Me senti tão perdida, em meio as minhas emoções, que fui
passear na terra dos sentimentos.
Olhei a tristeza e com ela estava à dor, ao lado pude
perceber e saudar o amor, visitei a insegurança na casa do medo, almocei com o
afeto, caminhei com a amizade, cantei com a ternura, dancei com a saudade,
brinquei com a ilusão, sorri pra razão, não encontrei com a experiência, e
cruzei rápido com a carência, mas fiquei intima de sua aprendiz a solidão, que
tem uma irmã gêmea a depressão...
Os sentimentos veem
me visitar diariamente, alguns permanecem por mais tempo que outros. É que para
alguns tenho tempo, para outros nem sempre. Muitas vezes eles passam e eu nem
os percebo, outras os cumprimento rapidamente.

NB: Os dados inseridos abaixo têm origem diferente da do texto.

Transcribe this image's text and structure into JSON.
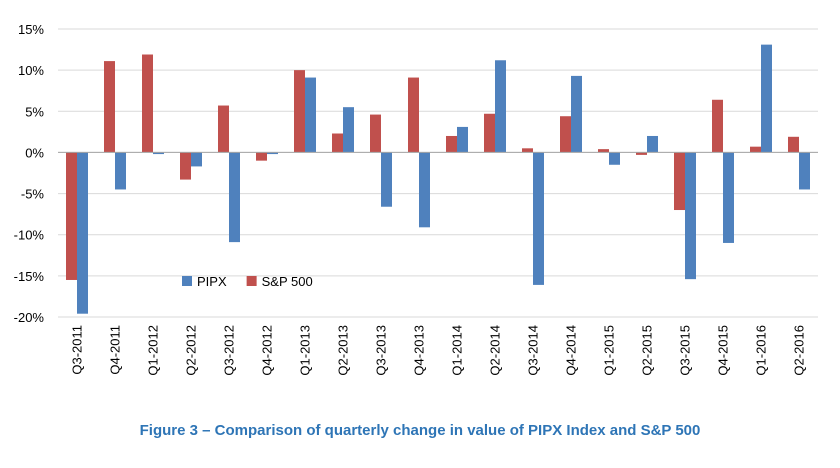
{
  "chart_data": {
    "type": "bar",
    "categories": [
      "Q3-2011",
      "Q4-2011",
      "Q1-2012",
      "Q2-2012",
      "Q3-2012",
      "Q4-2012",
      "Q1-2013",
      "Q2-2013",
      "Q3-2013",
      "Q4-2013",
      "Q1-2014",
      "Q2-2014",
      "Q3-2014",
      "Q4-2014",
      "Q1-2015",
      "Q2-2015",
      "Q3-2015",
      "Q4-2015",
      "Q1-2016",
      "Q2-2016"
    ],
    "series": [
      {
        "name": "S&P 500",
        "color": "#c0504d",
        "values": [
          -15.5,
          11.1,
          11.9,
          -3.3,
          5.7,
          -1.0,
          10.0,
          2.3,
          4.6,
          9.1,
          2.0,
          4.7,
          0.5,
          4.4,
          0.4,
          -0.3,
          -7.0,
          6.4,
          0.7,
          1.9
        ]
      },
      {
        "name": "PIPX",
        "color": "#4f81bd",
        "values": [
          -19.6,
          -4.5,
          -0.2,
          -1.7,
          -10.9,
          -0.2,
          9.1,
          5.5,
          -6.6,
          -9.1,
          3.1,
          11.2,
          -16.1,
          9.3,
          -1.5,
          2.0,
          -15.4,
          -11.0,
          13.1,
          -4.5
        ]
      }
    ],
    "series_order": [
      "S&P 500",
      "PIPX"
    ],
    "legend": [
      "PIPX",
      "S&P 500"
    ],
    "ylim": [
      -20,
      15
    ],
    "yticks": [
      -20,
      -15,
      -10,
      -5,
      0,
      5,
      10,
      15
    ],
    "ytick_labels": [
      "-20%",
      "-15%",
      "-10%",
      "-5%",
      "0%",
      "5%",
      "10%",
      "15%"
    ],
    "grid": true,
    "legend_position": "lower-left",
    "title": "",
    "xlabel": "",
    "ylabel": ""
  },
  "caption": "Figure 3 – Comparison of quarterly change in value of PIPX Index and S&P 500"
}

De todos aprendi a valorizar um deles que há anos me acompanha
e nunca me deixa sozinha. Posso estar triste, alegre, festejando ou lamentando,
que ela nunca me abandona. É amiga, confidente, conselheira. Me inspira, me
motiva, me anima. Minha eterna companheira solidão,
irmã gêmea da depressão.
Muitas vezes gostaria de ficar a sós com a razão, mas a
solidão diz ’não’. Sempre escuto os palpites da depressão, afinal ela está
sempre presente com a gente, mas finge ser amiga da razão, no fundo não gosta
da experiência e é intima da insegurança e do medo.
A depressão me dá muito trabalho. A solidão me pede pra
ignorar, mas não consigo a evitar. Ela é egoísta, mesquinha, vive fazendo
picuinha. Ela quer me dominar, tenta me ganhar, mas me faço mais esperta e me
coloco a negociar.
Olho nos olhos dela. Não a deixo persuadir e ela não
consegue sorrir. Todas as manhãs ela tenta, me abraça, eu fico sem graça. Me
aperta forte, carinhosamente pede pra ficar, mas eu digo que não pode, que ela
precisa ir, que não adianta ficar porque cedo ou tarde terá que partir, então
melhor que vá de uma vez..
Meu coração aguenta, nem lamenta, a solidão vê como a melhor
solução, nem mesmo ela gosta da depressão. Só que há dias em que tudo sai ao
contrário, a carência está aqui, ai é difícil resistir...
Evito escutar, a
carência sempre defende a depressão. Tento evita-las, mas elas me abraçam, me
envolvem, pedem espaço pra ficar. As duas estando juntas não consigo evitar, me
falta o não no falar...
A depressão aproveita a situação e se instala...me abraça,
me envolve... sem perceber já não saio
da cama... fico ali, deitada, largada, me sentindo abandonada...me lembro do
passado, revejo os sonhos frustrados... reverbero sobre tudo que não deu certo,
choro um choro dolorido e voraz.
Pode durar um dia inteiro... pode chegar a noite... e quando
percebo a felicidade da depressão é tamanha que ela convidou o desespero...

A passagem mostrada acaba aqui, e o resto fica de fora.